Старуха выгнала Нарциса и долго ругала Ивана за то, что не снял лестницы с сеней. Иван понимал, что он не виноват: всегда стояли эти приступочки и никто не приказывал снять их. Он покорно улыбался в усы, изредка отмахиваясь без слов рукою, потом запер двери и ушел спать.
Бабаев сидел в спальне около Надежды Львовны и смотрел, как на ее лице от усталости или от пережитого испуга проступило детское, хрупкое, нежное, как лиловые колокольчики: возьми в руки – завянет.
Линий уже не было – были пушистые округлости, виноватость и робость в углах губ и больших глаз с очень белыми, синеватыми белками.
Она лежала на спине, прикрытая одеялом до подбородка. Утонули бедра Бабаев забыл о них. Чуть показалась кисть руки, тонкая, совсем юная, юнее лица.

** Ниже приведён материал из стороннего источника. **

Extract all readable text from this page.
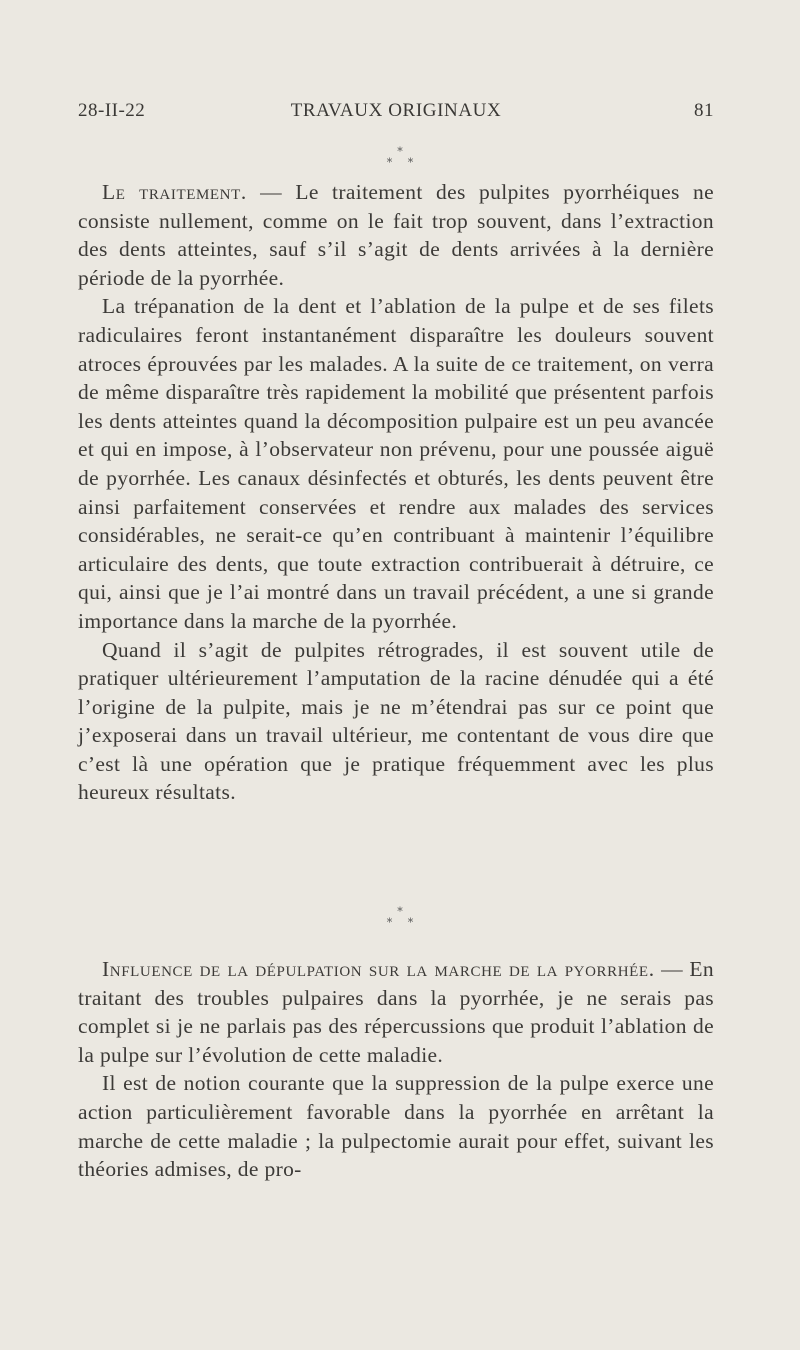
28-II-22	TRAVAUX ORIGINAUX	81
*
* *

Le traitement. — Le traitement des pulpites pyorrhéiques ne consiste nullement, comme on le fait trop souvent, dans l’extraction des dents atteintes, sauf s’il s’agit de dents arrivées à la dernière période de la pyorrhée.

La trépanation de la dent et l’ablation de la pulpe et de ses filets radiculaires feront instantanément disparaître les douleurs souvent atroces éprouvées par les malades. A la suite de ce traitement, on verra de même disparaître très rapidement la mobilité que présentent parfois les dents atteintes quand la décomposition pulpaire est un peu avancée et qui en impose, à l’observateur non prévenu, pour une poussée aiguë de pyorrhée. Les canaux désinfectés et obturés, les dents peuvent être ainsi parfaitement conservées et rendre aux malades des services considérables, ne serait-ce qu’en contribuant à maintenir l’équilibre articulaire des dents, que toute extraction contribuerait à détruire, ce qui, ainsi que je l’ai montré dans un travail précédent, a une si grande importance dans la marche de la pyorrhée.

Quand il s’agit de pulpites rétrogrades, il est souvent utile de pratiquer ultérieurement l’amputation de la racine dénudée qui a été l’origine de la pulpite, mais je ne m’étendrai pas sur ce point que j’exposerai dans un travail ultérieur, me contentant de vous dire que c’est là une opération que je pratique fréquemment avec les plus heureux résultats.

*
* *

Influence de la dépulpation sur la marche de la pyorrhée. — En traitant des troubles pulpaires dans la pyorrhée, je ne serais pas complet si je ne parlais pas des répercussions que produit l’ablation de la pulpe sur l’évolution de cette maladie.

Il est de notion courante que la suppression de la pulpe exerce une action particulièrement favorable dans la pyorrhée en arrêtant la marche de cette maladie ; la pulpectomie aurait pour effet, suivant les théories admises, de pro-
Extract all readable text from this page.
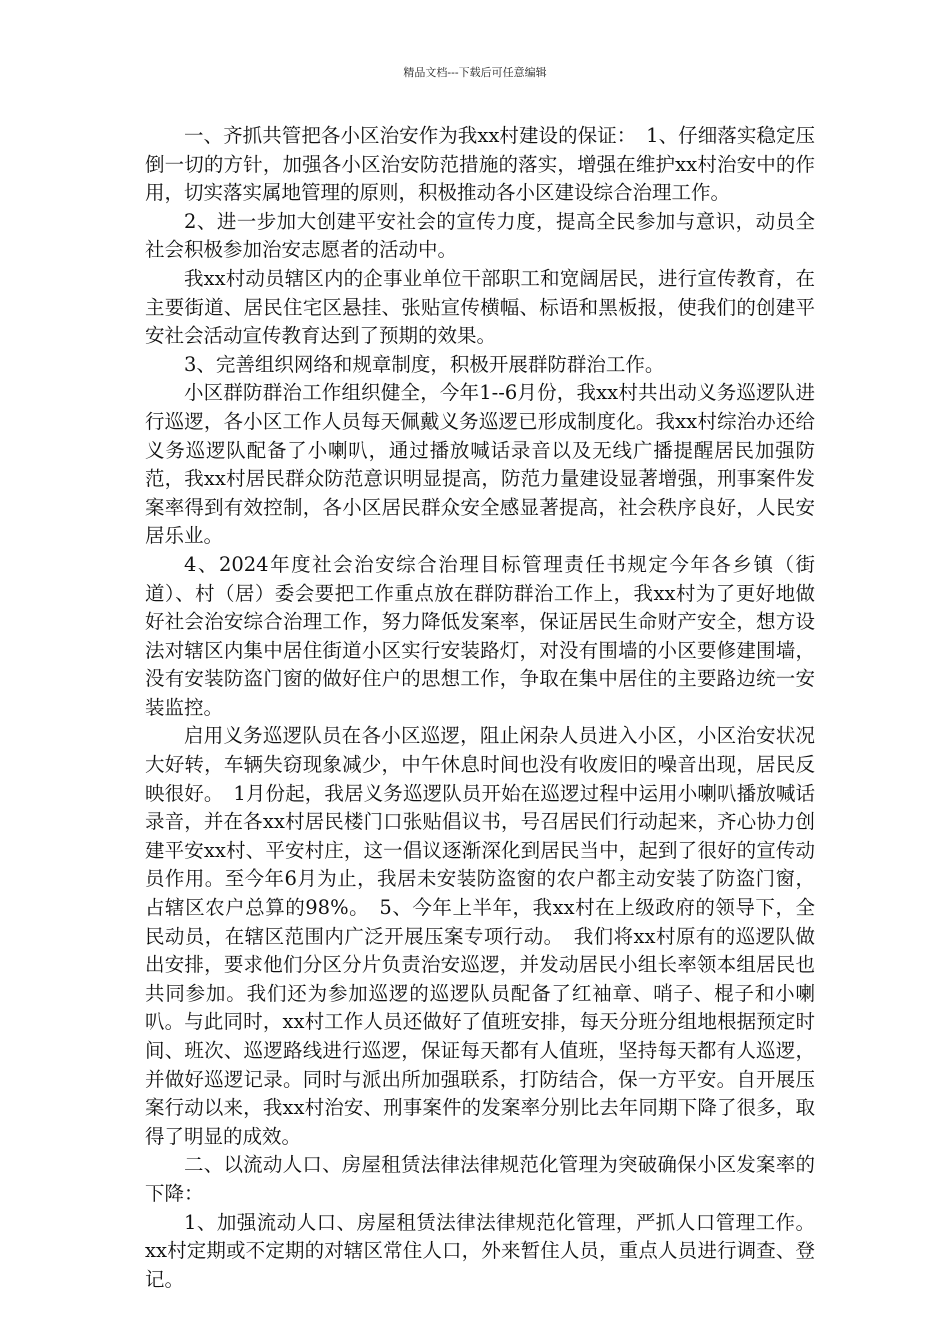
精品文档---下载后可任意编辑

一、齐抓共管把各小区治安作为我xx村建设的保证：　1、仔细落实稳定压倒一切的方针，加强各小区治安防范措施的落实，增强在维护xx村治安中的作用，切实落实属地管理的原则，积极推动各小区建设综合治理工作。

2、进一步加大创建平安社会的宣传力度，提高全民参加与意识，动员全社会积极参加治安志愿者的活动中。

我xx村动员辖区内的企事业单位干部职工和宽阔居民，进行宣传教育，在主要街道、居民住宅区悬挂、张贴宣传横幅、标语和黑板报，使我们的创建平安社会活动宣传教育达到了预期的效果。

3、完善组织网络和规章制度，积极开展群防群治工作。

小区群防群治工作组织健全，今年1--6月份，我xx村共出动义务巡逻队进行巡逻，各小区工作人员每天佩戴义务巡逻已形成制度化。我xx村综治办还给义务巡逻队配备了小喇叭，通过播放喊话录音以及无线广播提醒居民加强防范，我xx村居民群众防范意识明显提高，防范力量建设显著增强，刑事案件发案率得到有效控制，各小区居民群众安全感显著提高，社会秩序良好，人民安居乐业。

4、2024年度社会治安综合治理目标管理责任书规定今年各乡镇（街道）、村（居）委会要把工作重点放在群防群治工作上，我xx村为了更好地做好社会治安综合治理工作，努力降低发案率，保证居民生命财产安全，想方设法对辖区内集中居住街道小区实行安装路灯，对没有围墙的小区要修建围墙，没有安装防盗门窗的做好住户的思想工作，争取在集中居住的主要路边统一安装监控。

启用义务巡逻队员在各小区巡逻，阻止闲杂人员进入小区，小区治安状况大好转，车辆失窃现象减少，中午休息时间也没有收废旧的噪音出现，居民反映很好。　1月份起，我居义务巡逻队员开始在巡逻过程中运用小喇叭播放喊话录音，并在各xx村居民楼门口张贴倡议书，号召居民们行动起来，齐心协力创建平安xx村、平安村庄，这一倡议逐渐深化到居民当中，起到了很好的宣传动员作用。至今年6月为止，我居未安装防盗窗的农户都主动安装了防盗门窗，占辖区农户总算的98%。　5、今年上半年，我xx村在上级政府的领导下，全民动员，在辖区范围内广泛开展压案专项行动。　我们将xx村原有的巡逻队做出安排，要求他们分区分片负责治安巡逻，并发动居民小组长率领本组居民也共同参加。我们还为参加巡逻的巡逻队员配备了红袖章、哨子、棍子和小喇叭。与此同时，xx村工作人员还做好了值班安排，每天分班分组地根据预定时间、班次、巡逻路线进行巡逻，保证每天都有人值班，坚持每天都有人巡逻，并做好巡逻记录。同时与派出所加强联系，打防结合，保一方平安。自开展压案行动以来，我xx村治安、刑事案件的发案率分别比去年同期下降了很多，取得了明显的成效。

二、以流动人口、房屋租赁法律法律规范化管理为突破确保小区发案率的下降：

1、加强流动人口、房屋租赁法律法律规范化管理，严抓人口管理工作。xx村定期或不定期的对辖区常住人口，外来暂住人员，重点人员进行调查、登记。
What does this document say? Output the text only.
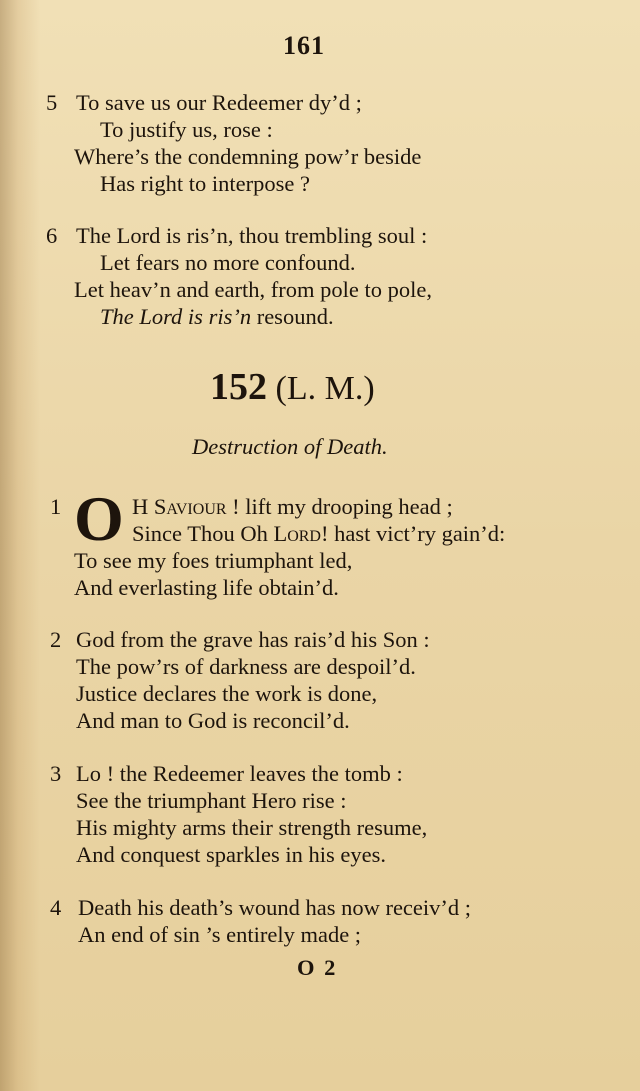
161
5 To save us our Redeemer dy’d ;
To justify us, rose :
Where’s the condemning pow’r beside
Has right to interpose ?
6 The Lord is ris’n, thou trembling soul :
Let fears no more confound.
Let heav’n and earth, from pole to pole,
The Lord is ris’n resound.
152 (L. M.)
Destruction of Death.
1 O H Saviour ! lift my drooping head ;
Since Thou Oh Lord! hast vict’ry gain’d:
To see my foes triumphant led,
And everlasting life obtain’d.
2 God from the grave has rais’d his Son :
The pow’rs of darkness are despoil’d.
Justice declares the work is done,
And man to God is reconcil’d.
3 Lo ! the Redeemer leaves the tomb :
See the triumphant Hero rise :
His mighty arms their strength resume,
And conquest sparkles in his eyes.
4 Death his death’s wound has now receiv’d ;
An end of sin ’s entirely made ;
O 2
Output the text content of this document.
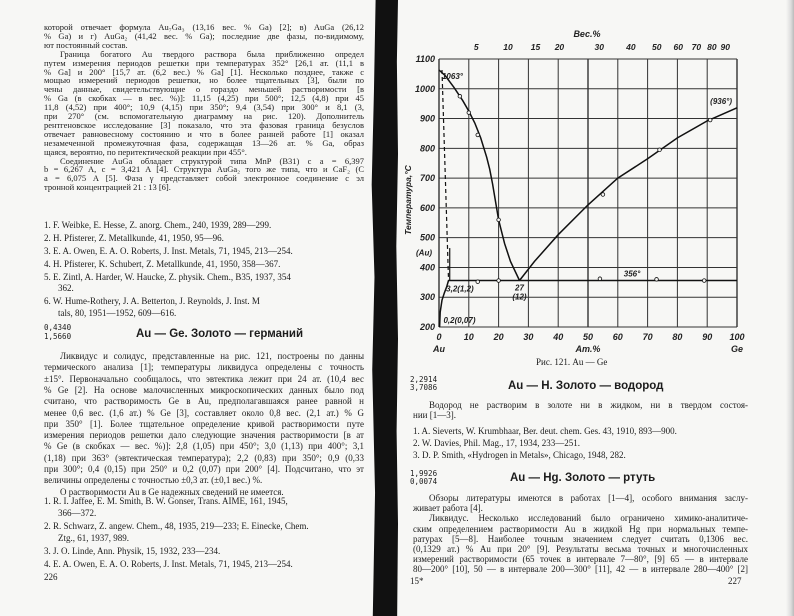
которой отвечает формула Au₇Ga₃ (13,16 вес. % Ga) [2]; в) AuGa (26,12
% Ga) и г) AuGa₂ (41,42 вес. % Ga); последние две фазы, по-видимому,
ют постоянный состав.
Граница богатого Au твердого раствора была приближенно определ
путем измерения периодов решетки при температурах 352° [26,1 ат. (11,1 в
% Ga] и 200° [15,7 ат. (6,2 вес.) % Ga] [1]. Несколько позднее, также с
мощью измерений периодов решетки, но более тщательных [3], были по
чены данные, свидетельствующие о гораздо меньшей растворимости [в
% Ga (в скобках — в вес. %)]: 11,15 (4,25) при 500°; 12,5 (4,8) при 45
11,8 (4,52) при 400°; 10,9 (4,15) при 350°; 9,4 (3,54) при 300° и 8,1 (3,
при 270° (см. вспомогательную диаграмму на рис. 120). Дополнитель
рентгеновское исследование [3] показало, что эта фазовая граница безуслов
отвечает равновесному состоянию и что в более ранней работе [1] оказал
незамеченной промежуточная фаза, содержащая 13—26 ат. % Ga, образ
щаяся, вероятно, по перитектической реакции при 455°.
Соединение AuGa обладает структурой типа MnP (B31) с a = 6,397
b = 6,267 A, c = 3,421 A [4]. Структура AuGa₂ того же типа, что и CaF₂ (C
a = 6,075 A [5]. Фаза γ представляет собой электронное соединение с эл
тронной концентрацией 21 : 13 [6].
1. F. Weibke, E. Hesse, Z. anorg. Chem., 240, 1939, 289—299.
2. H. Pfisterer, Z. Metallkunde, 41, 1950, 95—96.
3. E. A. Owen, E. A. O. Roberts, J. Inst. Metals, 71, 1945, 213—254.
4. H. Pfisterer, K. Schubert, Z. Metallkunde, 41, 1950, 358—367.
5. E. Zintl, A. Harder, W. Haucke, Z. physik. Chem., B35, 1937, 354
362.
6. W. Hume-Rothery, J. A. Betterton, J. Reynolds, J. Inst. M
tals, 80, 1951—1952, 609—616.
0,4340
1,5660	Au — Ge. Золото — германий
Ликвидус и солидус, представленные на рис. 121, построены по данны
термического анализа [1]; температуры ликвидуса определены с точность
±15°. Первоначально сообщалось, что эвтектика лежит при 24 ат. (10,4 вес
% Ge [2]. На основе малочисленных микроскопических данных было под
считано, что растворимость Ge в Au, предполагавшаяся ранее равной н
менее 0,6 вес. (1,6 ат.) % Ge [3], составляет около 0,8 вес. (2,1 ат.) % G
при 350° [1]. Более тщательное определение кривой растворимости путе
измерения периодов решетки дало следующие значения растворимости [в ат
% Ge (в скобках — вес. %)]: 2,8 (1,05) при 450°; 3,0 (1,13) при 400°; 3,1
(1,18) при 363° (эвтектическая температура); 2,2 (0,83) при 350°; 0,9 (0,33
при 300°; 0,4 (0,15) при 250° и 0,2 (0,07) при 200° [4]. Подсчитано, что эт
величины определены с точностью ±0,3 ат. (±0,1 вес.) %.
О растворимости Au в Ge надежных сведений не имеется.
1. R. I. Jaffee, E. M. Smith, B. W. Gonser, Trans. AIME, 161, 1945,
366—372.
2. R. Schwarz, Z. angew. Chem., 48, 1935, 219—233; E. Einecke, Chem.
Ztg., 61, 1937, 989.
3. J. O. Linde, Ann. Physik, 15, 1932, 233—234.
4. E. A. Owen, E. A. O. Roberts, J. Inst. Metals, 71, 1945, 213—254.
226
2,2914
3,7086	Au — H. Золото — водород
Водород не растворим в золоте ни в жидком, ни в твердом состоя-
нии [1—3].
1. A. Sieverts, W. Krumbhaar, Ber. deut. chem. Ges. 43, 1910, 893—900.
2. W. Davies, Phil. Mag., 17, 1934, 233—251.
3. D. P. Smith, «Hydrogen in Metals», Chicago, 1948, 282.
1,9926
0,0074	Au — Hg. Золото — ртуть
Обзоры литературы имеются в работах [1—4], особого внимания заслу-
живает работа [4].
Ликвидус. Несколько исследований было ограничено химико-аналитиче-
ским определением растворимости Au в жидкой Hg при нормальных темпе-
ратурах [5—8]. Наиболее точным значением следует считать 0,1306 вес.
(0,1329 ат.) % Au при 20° [9]. Результаты весьма точных и многочисленных
измерений растворимости (65 точек в интервале 7—80°, [9] 65 — в интервале
80—200° [10], 50 — в интервале 200—300° [11], 42 — в интервале 280—400° [2]
15*	227
0 10 20 30 40 50 60 70 80 90 100
200
300
400
500
600
700
800
900
1000
1100
5	10 15 20	30	40 50 60 70 80 90
Вес.%
Ат.%
Au	Ge
Температура,°C
1063°
(936°)
356°
27
(12)
3,2(1,2)
0,2(0,07)
(Au)
Рис. 121. Au — Ge
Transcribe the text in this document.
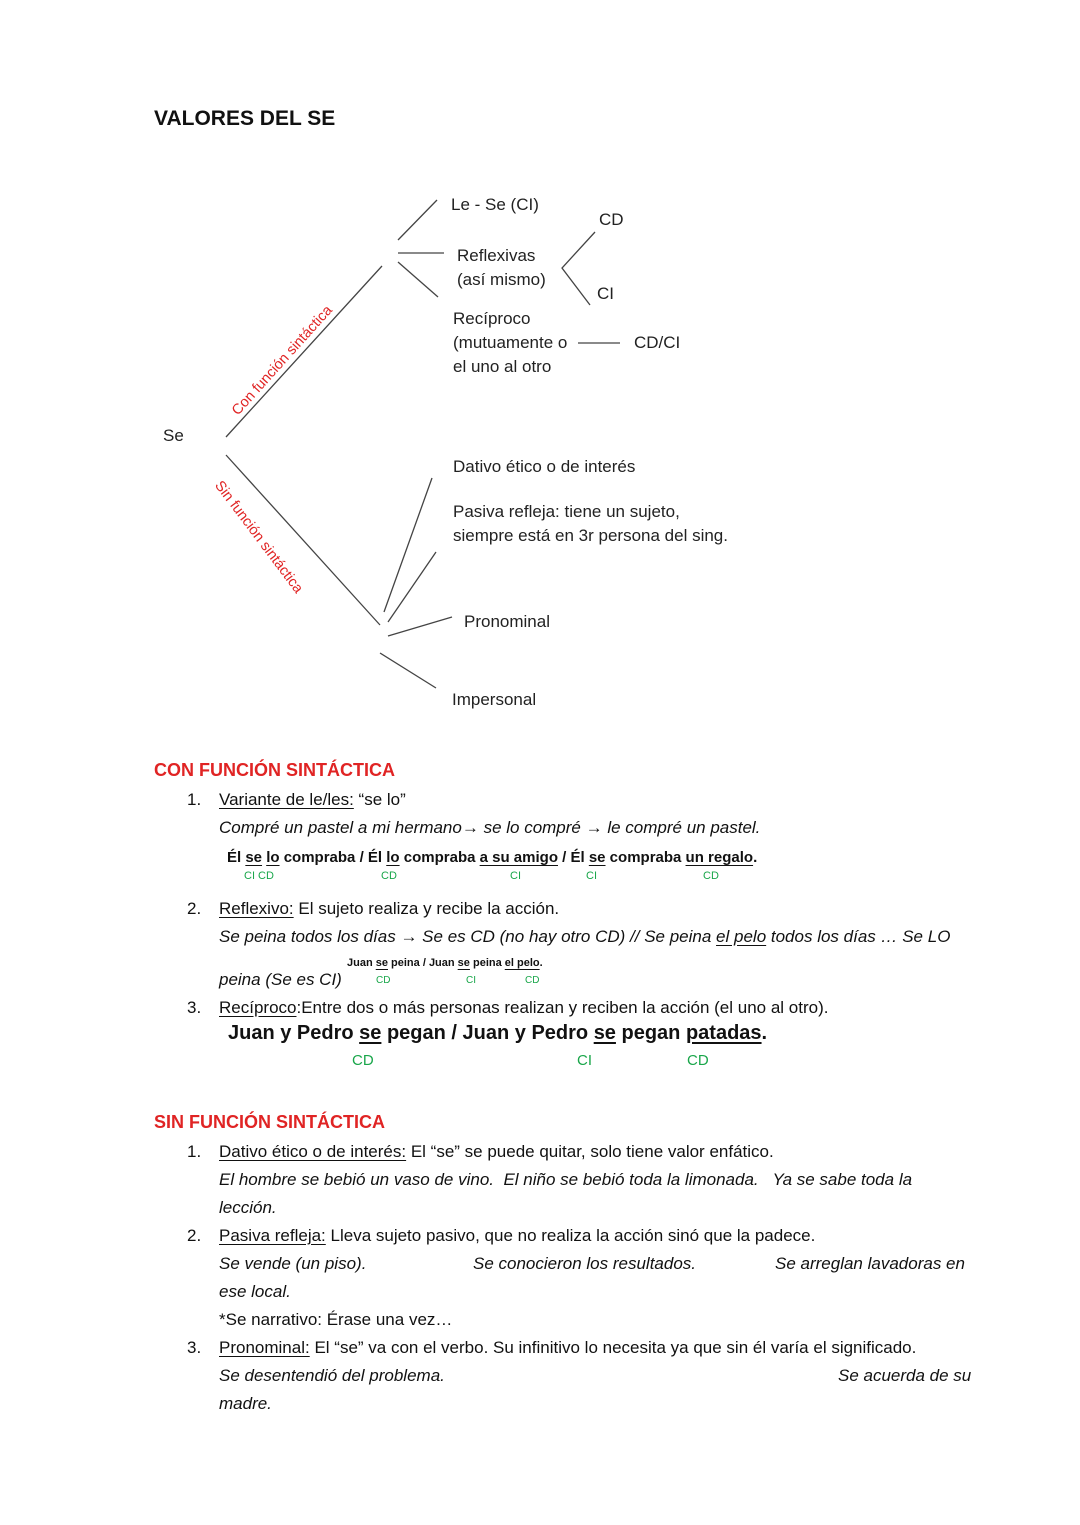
VALORES DEL SE
Se
Con función sintáctica
Sin función sintáctica
Le - Se (CI)
Reflexivas
(así mismo)
CD
CI
Recíproco
(mutuamente o
el uno al otro
CD/CI
Dativo ético o de interés
Pasiva refleja: tiene un sujeto,
siempre está en 3r persona del sing.
Pronominal
Impersonal
CON FUNCIÓN SINTÁCTICA
1. Variante de le/les: “se lo”
Compré un pastel a mi hermano→ se lo compré → le compré un pastel.
Él se lo compraba / Él lo compraba a su amigo / Él se compraba un regalo.
CI CD	CD	CI	CI	CD
2. Reflexivo: El sujeto realiza y recibe la acción.
Se peina todos los días → Se es CD (no hay otro CD) // Se peina el pelo todos los días … Se LO
Juan se peina / Juan se peina el pelo.
CD	CI	CD
peina (Se es CI)
3. Recíproco:Entre dos o más personas realizan y reciben la acción (el uno al otro).
Juan y Pedro se pegan / Juan y Pedro se pegan patadas.
CD	CI	CD
SIN FUNCIÓN SINTÁCTICA
1. Dativo ético o de interés: El “se” se puede quitar, solo tiene valor enfático.
El hombre se bebió un vaso de vino.  El niño se bebió toda la limonada.   Ya se sabe toda la
lección.
2. Pasiva refleja: Lleva sujeto pasivo, que no realiza la acción sinó que la padece.
Se vende (un piso).	Se conocieron los resultados.	Se arreglan lavadoras en
ese local.
*Se narrativo: Érase una vez…
3. Pronominal: El “se” va con el verbo. Su infinitivo lo necesita ya que sin él varía el significado.
Se desentendió del problema.	Se acuerda de su
madre.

"Сидеть бы так, целовать ее, гладить руку, говорить: милая, дорогая!.." – расплывчато думал Бабаев.
Забыл, что она чужая. Какие-то белые березы вспоминались, такие же молодые, ровные. Пахли весенним, клейким. Свесились тонкие листочки сердечками, качались, смеялись тихо...
– Я не помню, как это со мной... испугалась, – застенчиво говорила грудным голосом Надежда Львовна. – А вы зачем стреляли? В кого стреляли?
– В Нарциса, – ответил он.
– Зачем же? Ведь убить бы могли? – нахмурила брови.
– И убил бы... Не попал только.
– Ну, что вы! Зачем?
Вот она смотрит на него удивленно и недоверчиво, и ему начинает казаться, что он никогда не мог бы убить Нарциса, не думал убивать, – просто выстрелил куда-то в ночь.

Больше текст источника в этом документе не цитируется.